Le président soudanais Omar al-Bashir a déclaré mardi 19 septembre que son pays ne permettra pas aux Nations unies de prendre le contrôle des forces de maintien de la paix au Darfour, estimant que les organisations humanitaires exagéraient leur évaluation de la crise pour obtenir plus de financements.
Omar al-Bashir, président du Soudan, a annoncé que l'Union africaine, qui dirigent la mission de maintien de la paix au Darfour, devrait être autorisée à renforcer ses forces, avec notamment de nouveaux soutiens logistiques et de nouveaux conseillers militaires.
Les Nations unies et de nombreuses organisations de droits de l'homme estiment que le conflit au Darfour entre les rebelles et les milices appuyées par le gouvernement a fait plus de 200.000 morts et 2,5 millions de déplacés depuis 2003.
"L'image que les organisations humanitaires essaient de donner afin de solliciter une aide et une assistance plus importantes a donné un résultat négatif", a commenté Omar al-Bashir lord d'une conférence de presse.

Manque de moyens

La force de l'Union africaine, qui manque de moyens, s'est montrée incapable de mettre fin aux violences.

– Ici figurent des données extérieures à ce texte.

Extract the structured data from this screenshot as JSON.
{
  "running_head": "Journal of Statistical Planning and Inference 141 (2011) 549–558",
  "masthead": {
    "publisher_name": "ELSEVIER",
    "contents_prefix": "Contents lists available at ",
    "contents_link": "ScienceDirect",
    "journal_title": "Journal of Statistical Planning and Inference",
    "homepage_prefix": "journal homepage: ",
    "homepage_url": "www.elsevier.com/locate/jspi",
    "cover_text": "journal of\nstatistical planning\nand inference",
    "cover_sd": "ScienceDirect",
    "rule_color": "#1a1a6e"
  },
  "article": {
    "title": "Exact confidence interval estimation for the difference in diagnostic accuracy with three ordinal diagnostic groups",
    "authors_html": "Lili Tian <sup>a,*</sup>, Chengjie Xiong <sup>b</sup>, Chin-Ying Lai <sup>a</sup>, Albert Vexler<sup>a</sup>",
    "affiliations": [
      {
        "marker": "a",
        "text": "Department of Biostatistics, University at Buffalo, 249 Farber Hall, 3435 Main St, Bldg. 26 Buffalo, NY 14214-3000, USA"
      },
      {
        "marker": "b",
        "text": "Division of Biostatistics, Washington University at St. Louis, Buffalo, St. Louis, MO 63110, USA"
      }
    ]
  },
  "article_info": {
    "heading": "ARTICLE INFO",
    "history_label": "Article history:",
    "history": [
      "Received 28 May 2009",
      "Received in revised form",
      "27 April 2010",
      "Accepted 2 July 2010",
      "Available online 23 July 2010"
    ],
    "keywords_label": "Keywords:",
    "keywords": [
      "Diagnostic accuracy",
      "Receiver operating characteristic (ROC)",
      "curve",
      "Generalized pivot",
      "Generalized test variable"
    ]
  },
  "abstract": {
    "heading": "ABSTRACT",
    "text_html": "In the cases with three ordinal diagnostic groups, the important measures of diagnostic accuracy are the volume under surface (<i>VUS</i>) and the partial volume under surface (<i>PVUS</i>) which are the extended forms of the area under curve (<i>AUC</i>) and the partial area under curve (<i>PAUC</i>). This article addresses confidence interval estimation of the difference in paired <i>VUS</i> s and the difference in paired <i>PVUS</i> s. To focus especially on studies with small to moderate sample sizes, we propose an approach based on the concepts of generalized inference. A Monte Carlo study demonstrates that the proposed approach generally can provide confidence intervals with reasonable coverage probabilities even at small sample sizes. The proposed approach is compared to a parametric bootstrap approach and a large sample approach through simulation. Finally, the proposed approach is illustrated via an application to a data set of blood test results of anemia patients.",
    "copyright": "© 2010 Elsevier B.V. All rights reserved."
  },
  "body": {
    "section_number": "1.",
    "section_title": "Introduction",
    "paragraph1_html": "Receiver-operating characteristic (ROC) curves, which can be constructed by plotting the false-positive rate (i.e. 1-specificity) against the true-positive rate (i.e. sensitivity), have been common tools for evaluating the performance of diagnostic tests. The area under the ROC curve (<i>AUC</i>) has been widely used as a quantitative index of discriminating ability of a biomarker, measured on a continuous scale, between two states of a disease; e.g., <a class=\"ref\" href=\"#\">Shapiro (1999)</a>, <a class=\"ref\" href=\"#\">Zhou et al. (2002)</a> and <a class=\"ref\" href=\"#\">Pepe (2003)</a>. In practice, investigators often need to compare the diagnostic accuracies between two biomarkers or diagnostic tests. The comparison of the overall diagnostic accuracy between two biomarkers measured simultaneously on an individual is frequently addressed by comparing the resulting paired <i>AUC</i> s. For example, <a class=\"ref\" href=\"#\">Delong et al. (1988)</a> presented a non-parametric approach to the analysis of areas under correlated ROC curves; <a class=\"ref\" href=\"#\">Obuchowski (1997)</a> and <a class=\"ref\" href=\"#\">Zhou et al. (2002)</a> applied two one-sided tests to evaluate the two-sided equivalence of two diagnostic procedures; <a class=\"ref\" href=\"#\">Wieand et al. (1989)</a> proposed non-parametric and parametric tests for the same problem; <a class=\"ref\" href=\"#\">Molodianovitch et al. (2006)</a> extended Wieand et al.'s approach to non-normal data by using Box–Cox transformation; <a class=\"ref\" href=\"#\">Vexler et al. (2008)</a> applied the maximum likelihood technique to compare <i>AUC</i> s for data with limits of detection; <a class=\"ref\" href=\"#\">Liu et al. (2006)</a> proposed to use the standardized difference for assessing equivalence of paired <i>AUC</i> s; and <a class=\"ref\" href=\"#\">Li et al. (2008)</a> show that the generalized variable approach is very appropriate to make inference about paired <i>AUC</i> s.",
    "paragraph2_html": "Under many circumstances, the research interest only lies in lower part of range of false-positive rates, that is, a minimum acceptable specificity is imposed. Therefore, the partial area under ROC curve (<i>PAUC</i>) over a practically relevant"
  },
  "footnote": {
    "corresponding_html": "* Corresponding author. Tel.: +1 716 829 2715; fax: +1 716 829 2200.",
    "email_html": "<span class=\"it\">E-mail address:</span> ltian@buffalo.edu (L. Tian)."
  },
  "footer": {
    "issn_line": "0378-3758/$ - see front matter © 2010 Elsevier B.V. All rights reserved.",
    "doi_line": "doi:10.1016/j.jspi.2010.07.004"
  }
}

Les dirigeants de l'Union africaine et le Conseil de sécurité de l'ONU ont demandé que les Nations unies prennent le contrôle de la mission de maintien de la paix.
Le mois dernier, le Conseil de sécurité a adopté une résolution qui placerait les forces de maintien de la paix sous l'autorité de l'ONU, mais nécessite le consentement du Soudan.
Mardi devant les Nations unies, le président américain George W. Bush a répété que la tragédie du Darfour était un génocide selon Washington, et a déclaré que la force africaine n'était "pas assez forte" pour protéger la population au Darfour.
De son côté, le président français Jacques Chirac a lancé devant l'Assemblée générale de l'ONU un appel solennel en faveur de la région soudanaise du Darfour où, a-t-il averti, "un crime contre l'humanité se prépare".